🤖 AI Summary
Existing unit test generation benchmarks are limited to function- or class-level code, failing to capture the complexity of real-world software projects. To address this gap, we introduce ProjectTest—the first cross-language (Python/Java/JavaScript), project-level benchmark comprising 60 medium-sized, high-quality open-source projects. We establish a rigorous project-level test generation evaluation paradigm and systematically assess nine state-of-the-art large language models (LLMs) under zero-shot settings. Our analysis reveals systematic deficiencies in LLM-generated tests, particularly concerning compilation failures and cascading errors.
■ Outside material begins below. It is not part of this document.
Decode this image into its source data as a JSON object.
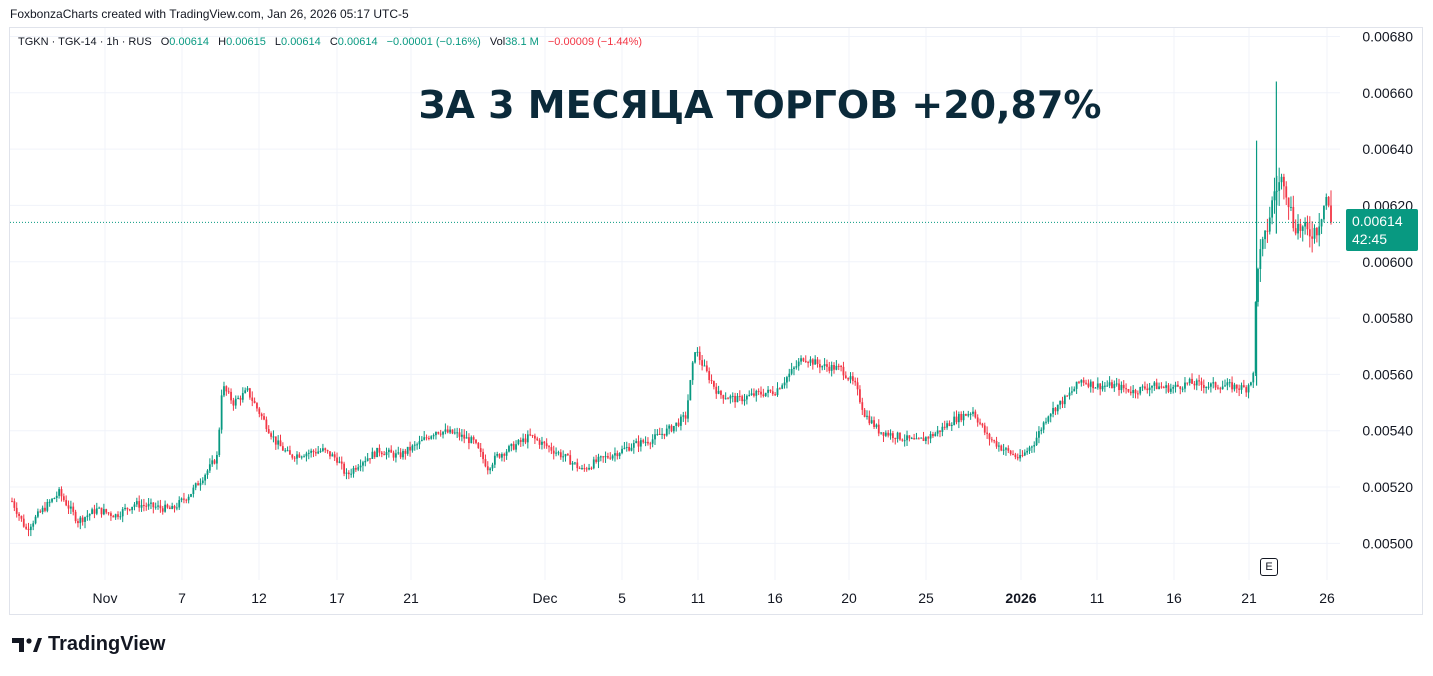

Empirical results demonstrate that both human-guided correction and model-based self-repair significantly improve test pass rates—yielding average gains exceeding 40%. This work fills a critical void in project-level evaluation, uncovers key engineering bottlenecks in LLM-driven test generation, and empirically validates the substantial performance gains achievable through targeted error correction mechanisms.
📝 Abstract
Unit test generation has become a promising and important use case of LLMs. However, existing evaluation benchmarks for assessing LLM unit test generation capabilities focus on function- or class-level code rather than more practical and challenging project-level codebases. To address such limitation, we propose ProjectTest, a project-level benchmark for unit test generation covering Python, Java, and JavaScript. ProjectTest features 20 moderate-sized and high-quality projects per language. We evaluate nine frontier LLMs on ProjectTest and the results show that all frontier LLMs tested exhibit moderate performance on ProjectTest on Python and Java, highlighting the difficulty of ProjectTest. We also conduct a thorough error analysis, which shows that even frontier LLMs, such as Claude-3.5-Sonnet, have significant simple errors, including compilation and cascade errors. Motivated by this observation, we further evaluate all frontier LLMs under manual error-fixing and self-error-fixing scenarios to assess their potential when equipped with error-fixing mechanisms.